Another problem with browser homology restriction is that frameworks in different domains in the browser cannot interact with JS. Here are a few ways to overcome this limitation.

Document.domain to cross subdomains

This method is applicable to the case where the main domain name is the same but the subdomain name is different. For example, if a page is http://a.test.html and b page is http://b.test.com, you can set document.domain=test.com for the two pages. The iframe can then be manipulated across domains using parent or window[‘iframename’].

Window. The name across domains

The window object has a name attribute, which has a characteristic: during the lifetime of a window, all pages loaded by the window share the same window.name, even if the page and even the domain name are different. Each page has read and write permissions to window.name, and the name length can be up to 2MB, providing an opportunity to share resources across domains.

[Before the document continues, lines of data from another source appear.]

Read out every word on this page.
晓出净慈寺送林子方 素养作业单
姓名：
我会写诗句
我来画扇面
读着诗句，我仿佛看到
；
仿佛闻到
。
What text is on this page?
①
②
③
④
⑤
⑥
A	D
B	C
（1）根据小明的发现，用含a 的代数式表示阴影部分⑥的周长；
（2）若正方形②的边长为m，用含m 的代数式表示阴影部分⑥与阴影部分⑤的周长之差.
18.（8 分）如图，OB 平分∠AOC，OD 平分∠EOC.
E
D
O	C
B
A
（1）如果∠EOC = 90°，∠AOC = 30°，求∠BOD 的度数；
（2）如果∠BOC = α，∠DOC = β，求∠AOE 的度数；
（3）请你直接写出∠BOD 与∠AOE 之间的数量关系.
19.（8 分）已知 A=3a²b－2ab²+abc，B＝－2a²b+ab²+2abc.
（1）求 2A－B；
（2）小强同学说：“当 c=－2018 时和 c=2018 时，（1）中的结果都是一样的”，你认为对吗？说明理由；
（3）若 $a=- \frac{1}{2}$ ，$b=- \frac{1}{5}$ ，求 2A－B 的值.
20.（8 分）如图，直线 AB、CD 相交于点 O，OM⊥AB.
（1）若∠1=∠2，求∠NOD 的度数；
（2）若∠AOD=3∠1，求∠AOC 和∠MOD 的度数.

The location. The hash across domains

Location. hash cross-domain takes advantage of the child frame’s ability to modify the parent frame’s SRC hash without refreshing the page. The number of bytes of data that can be passed in this way is finite.

HTML5’s postMessage crosses domains

Window.postmessage (Message,targetOrigin) is an HTML5 API that allows two Windows to send messages across domains. It can implement data transfer between the page and the new window it opens, and message transfer between multiple Windows. Cross-domain issues in scenarios such as pages and nested IFrame messaging.

The Websocket protocol is cross-domain

Websocket is a new protocol that is different from HTTP. It implements full-duplex communication between browser and server, and allows cross-domain communication. The detailed introduction of Websocket is not expanded here.